Got someone nasty in your practice? Your best option is not to feed the troll.
I’ll avoid naming Dr. X and the facility in which we worked. Names must be changed to protect the innocent, and all that…Suffice it to say that this was some years ago.
Dr. X had a penchant for stirring up trouble. While entirely capable of being confrontational, of looking someone in the eye and saying borderline-obnoxious things in the name of being (brutally) honest and bluntly (like a 2x4) to-the-point, X was also very good at operating indirectly and behind the scenes.
A team of 10, with Dr. X on board, could quickly and easily become two rival groups of 5, separated by any number of issues-who’s being more productive, how productivity should be calculated in the first place, who sits on the important committees, who gets which office, who’s taking long lunches, who worked fewer holidays last year, etc.
Near as we could tell, Dr. X had no grand scheme, no master plan which was being furthered by turning harmony into discord. X didn’t even seem to be using these machinations to retaliate for old grudges. Perhaps X wasn’t consciously working at creating strife, and was just passive-aggressive. Whatever the reason, Dr. X was a troll (on the web this refers to someone who disrupts the community).
Working with a troll is unlikely to be a relaxing affair. Certainly, there may be good days (or weeks, if you’re lucky), where nothing is brewing. There may even be times when the troll considers you a necessary ally for whatever feud is at hand. It may be downright pleasant to you under such circumstances…but you lower your guard at your peril, since trolls have few lasting loyalties. Eventually, others on the team may get sick of this and look for saner places to work. With fewer docs left on board, the factions that once comprised your team can get smaller and smaller; eventually, it could wind up being just you and the troll, assuming you don’t bail out beforehand.
Online, there is an oft-repeated piece of advice for dealing with such individuals: “Don’t feed the trolls.” That is, when you participate in their intrigues, you give them what they’re seeking, and their maladaptive behaviors are reinforced.
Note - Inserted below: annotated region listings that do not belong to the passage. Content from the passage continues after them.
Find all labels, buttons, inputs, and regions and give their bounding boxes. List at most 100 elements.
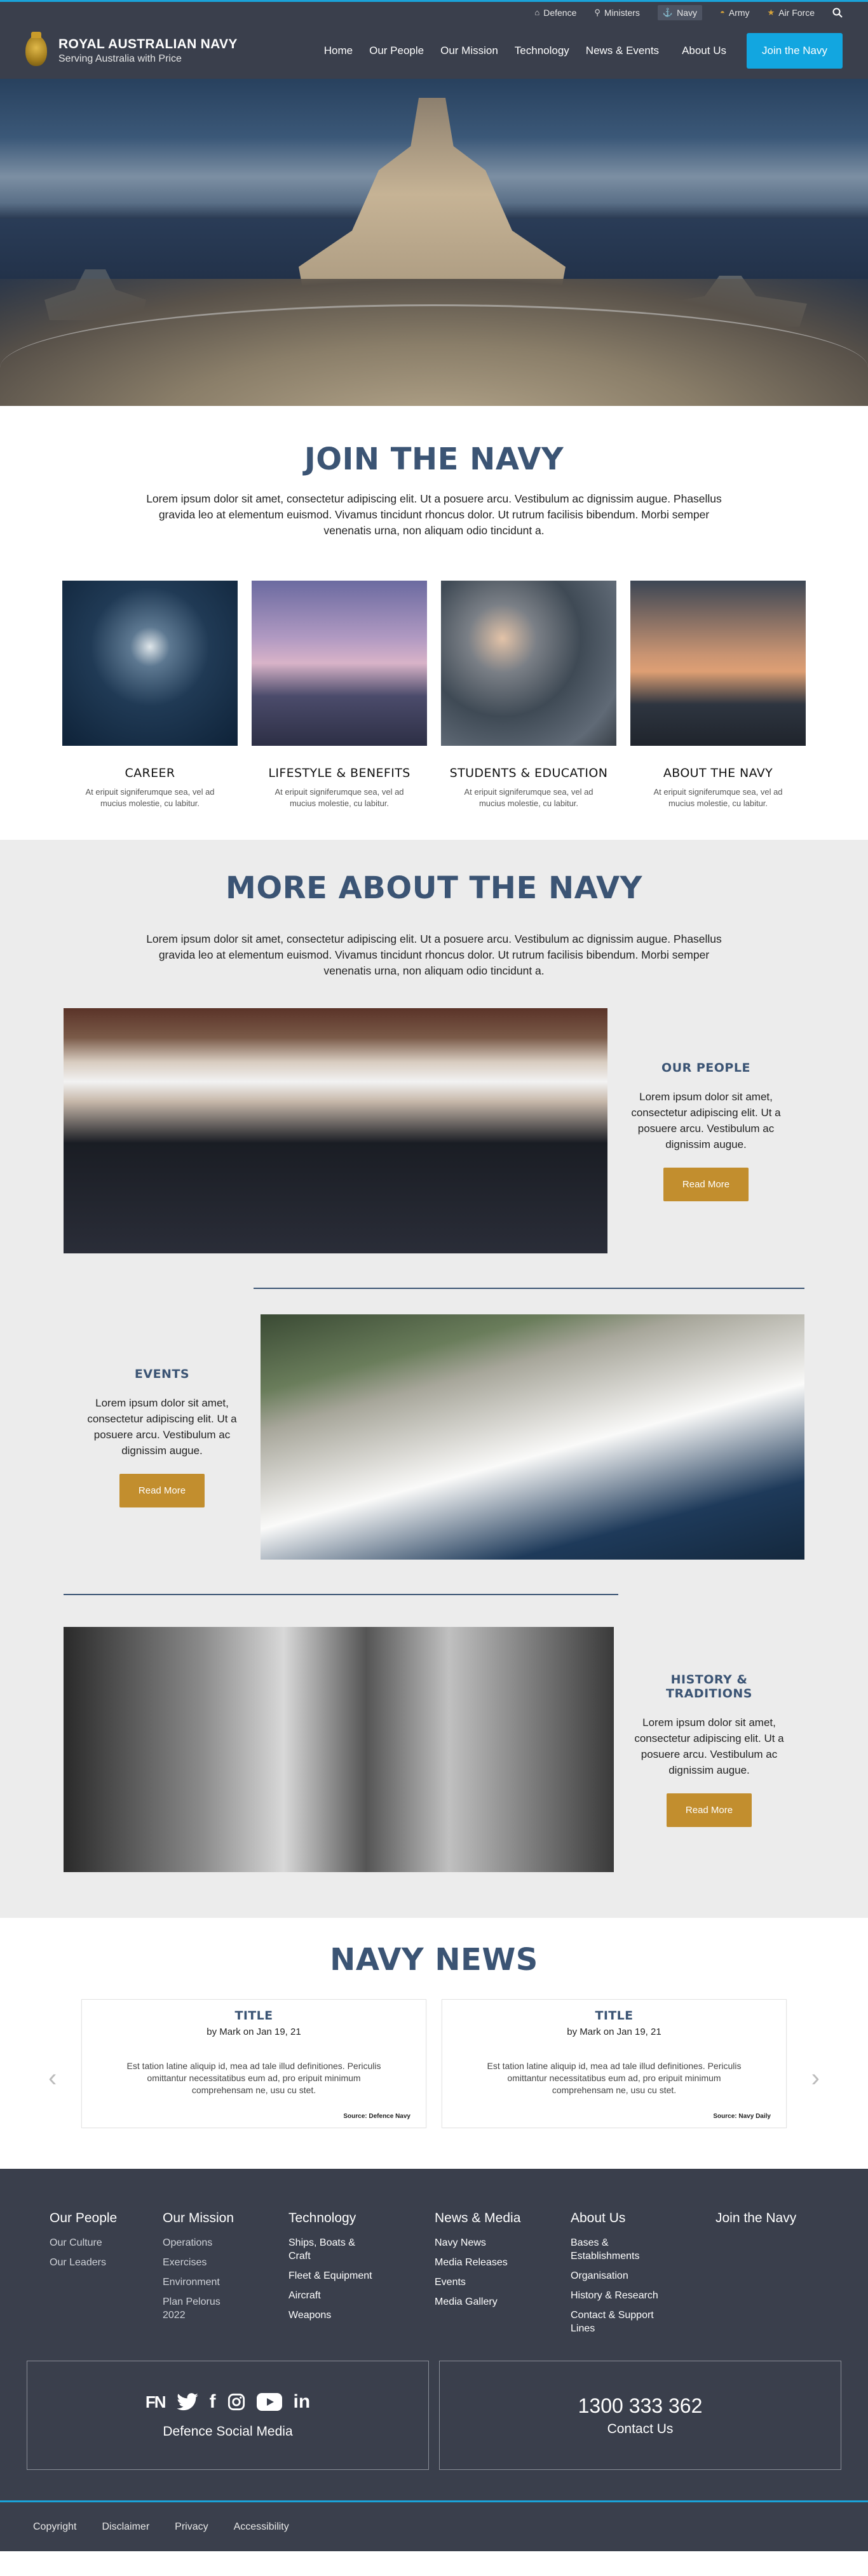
privacy-link[interactable]: Privacy [175, 2521, 208, 2533]
news-card[interactable]: TITLE by Mark on Jan 19, 21 Est tation l… [81, 1999, 426, 2128]
utility-link-navy[interactable]: ⚓ Navy [657, 4, 703, 20]
footer-link[interactable]: Organisation [571, 2269, 715, 2283]
card-lifestyle-benefits[interactable]: LIFESTYLE & BENEFITS At eripuit signifer… [252, 581, 427, 809]
phone-number[interactable]: 1300 333 362 [578, 2394, 703, 2418]
footer-link[interactable]: Bases & Establishments [571, 2236, 660, 2263]
card-about-the-navy[interactable]: ABOUT THE NAVY At eripuit signiferumque … [630, 581, 806, 809]
disclaimer-link[interactable]: Disclaimer [102, 2521, 149, 2533]
footer-link[interactable]: History & Research [571, 2289, 715, 2302]
feature-text: OUR PEOPLE Lorem ipsum dolor sit amet, c… [607, 1061, 804, 1201]
footer-link[interactable]: Aircraft [288, 2289, 435, 2302]
news-card-title[interactable]: TITLE [97, 2009, 410, 2023]
news-card-byline: by Mark on Jan 19, 21 [567, 2026, 661, 2037]
news-card-body: Est tation latine aliquip id, mea ad tal… [487, 2061, 742, 2095]
search-icon[interactable] [832, 8, 843, 18]
footer-link[interactable]: Environment [163, 2276, 288, 2289]
utility-link-ministers[interactable]: ⚲ Ministers [594, 8, 640, 18]
defence-icon[interactable]: FN [146, 2392, 166, 2412]
feature-events: EVENTS Lorem ipsum dolor sit amet, conse… [64, 1314, 804, 1560]
bottom-bar: Copyright Disclaimer Privacy Accessibili… [0, 2500, 868, 2551]
footer-link[interactable]: Weapons [288, 2309, 435, 2322]
news-card-byline: by Mark on Jan 19, 21 [207, 2026, 301, 2037]
footer-link[interactable]: Media Gallery [435, 2295, 571, 2309]
social-media-label[interactable]: Defence Social Media [163, 2424, 292, 2439]
primary-nav: Home Our People Our Mission Technology N… [324, 44, 726, 57]
footer-link[interactable]: Exercises [163, 2256, 288, 2269]
footer-heading[interactable]: Technology [288, 2211, 435, 2226]
instagram-icon[interactable] [227, 2393, 245, 2411]
history-image [64, 1627, 614, 1872]
divider [64, 1594, 618, 1595]
feature-history-traditions: HISTORY & TRADITIONS Lorem ipsum dolor s… [64, 1627, 804, 1872]
chevron-right-icon[interactable]: › [811, 2065, 820, 2091]
footer-heading[interactable]: News & Media [435, 2211, 571, 2226]
card-text: At eripuit signiferumque sea, vel ad muc… [464, 787, 593, 808]
news-card[interactable]: TITLE by Mark on Jan 19, 21 Est tation l… [442, 1999, 787, 2128]
footer-link[interactable]: Our Leaders [50, 2256, 163, 2269]
join-cards: CAREER At eripuit signiferumque sea, vel… [0, 581, 868, 840]
students-image[interactable] [441, 581, 616, 746]
footer-col-our-mission: Our Mission Operations Exercises Environ… [163, 2211, 288, 2342]
copyright-link[interactable]: Copyright [33, 2521, 76, 2533]
card-title[interactable]: LIFESTYLE & BENEFITS [252, 766, 427, 780]
footer-link[interactable]: Our Culture [50, 2236, 163, 2249]
footer-link[interactable]: Contact & Support Lines [571, 2309, 666, 2335]
footer-columns: Our People Our Culture Our Leaders Our M… [27, 2211, 841, 2342]
footer-heading[interactable]: Join the Navy [715, 2211, 796, 2226]
footer-heading[interactable]: Our Mission [163, 2211, 288, 2226]
contact-us-link[interactable]: Contact Us [607, 2422, 674, 2437]
nav-news-events[interactable]: News & Events [586, 44, 659, 57]
nav-about-us[interactable]: About Us [682, 44, 726, 57]
footer-link[interactable]: Plan Pelorus 2022 [163, 2295, 233, 2322]
read-more-button[interactable]: Read More [663, 1167, 749, 1201]
card-title[interactable]: CAREER [62, 766, 238, 780]
read-more-button[interactable]: Read More [666, 1793, 752, 1827]
about-image[interactable] [630, 581, 806, 746]
home-icon: ⌂ [534, 8, 540, 17]
nav-home[interactable]: Home [324, 44, 353, 57]
card-students-education[interactable]: STUDENTS & EDUCATION At eripuit signifer… [441, 581, 616, 809]
footer-heading[interactable]: About Us [571, 2211, 715, 2226]
footer-link[interactable]: Operations [163, 2236, 288, 2249]
card-text: At eripuit signiferumque sea, vel ad muc… [85, 787, 215, 808]
utility-link-defence[interactable]: ⌂ Defence [534, 8, 576, 18]
footer-link[interactable]: Media Releases [435, 2256, 571, 2269]
twitter-icon[interactable] [176, 2393, 198, 2411]
brand[interactable]: ROYAL AUSTRALIAN NAVY Serving Australia … [25, 32, 238, 66]
card-text: At eripuit signiferumque sea, vel ad muc… [275, 787, 404, 808]
events-image [261, 1314, 804, 1560]
utility-link-air-force[interactable]: ★ Air Force [768, 8, 815, 18]
lifestyle-image[interactable] [252, 581, 427, 746]
footer-link[interactable]: Navy News [435, 2236, 571, 2249]
footer-link[interactable]: Fleet & Equipment [288, 2269, 435, 2283]
main-header: ROYAL AUSTRALIAN NAVY Serving Australia … [0, 23, 868, 79]
divider [254, 1288, 804, 1289]
social-media-box: FN f in Defence Social Media [27, 2361, 429, 2470]
footer-link[interactable]: Ships, Boats & Craft [288, 2236, 371, 2263]
career-image[interactable] [62, 581, 238, 746]
utility-label: Defence [543, 7, 577, 18]
nav-our-mission[interactable]: Our Mission [440, 44, 498, 57]
footer-link[interactable]: Events [435, 2276, 571, 2289]
facebook-icon[interactable]: f [210, 2391, 216, 2413]
nav-technology[interactable]: Technology [515, 44, 569, 57]
footer-col-our-people: Our People Our Culture Our Leaders [27, 2211, 163, 2342]
utility-link-army[interactable]: ◓ Army [720, 8, 750, 18]
read-more-button[interactable]: Read More [119, 1473, 205, 1507]
card-title[interactable]: ABOUT THE NAVY [630, 766, 806, 780]
card-title[interactable]: STUDENTS & EDUCATION [441, 766, 616, 780]
chevron-left-icon[interactable]: ‹ [48, 2065, 57, 2091]
star-icon: ★ [767, 7, 775, 17]
footer-heading[interactable]: Our People [50, 2211, 163, 2226]
card-career[interactable]: CAREER At eripuit signiferumque sea, vel… [62, 581, 238, 809]
our-people-image [64, 1008, 607, 1253]
youtube-icon[interactable] [256, 2393, 282, 2411]
hat-icon: ◓ [720, 8, 725, 17]
linkedin-icon[interactable]: in [294, 2391, 311, 2413]
accessibility-link[interactable]: Accessibility [234, 2521, 289, 2533]
feature-text: HISTORY & TRADITIONS Lorem ipsum dolor s… [614, 1673, 804, 1827]
feature-body: Lorem ipsum dolor sit amet, consectetur … [87, 1396, 237, 1457]
news-card-title[interactable]: TITLE [458, 2009, 771, 2023]
join-the-navy-button[interactable]: Join the Navy [747, 33, 843, 69]
nav-our-people[interactable]: Our People [369, 44, 424, 57]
A community (such as a team of radiologists), if it has a strong infrastructure of communication and goodwill, can remain unified in the face of such antagonism from within. It’s not easy-trolls are good at identifying hot-button issues and using them to rile us up. If the group recognizes the troll for what it is, however, the beast can be starved, rather than fed by playing its games. Then, the troll can either roam elsewhere to find new victims (of its own volition, or because the group ejects the troublemaker), or it might just learn to play nicely for a change.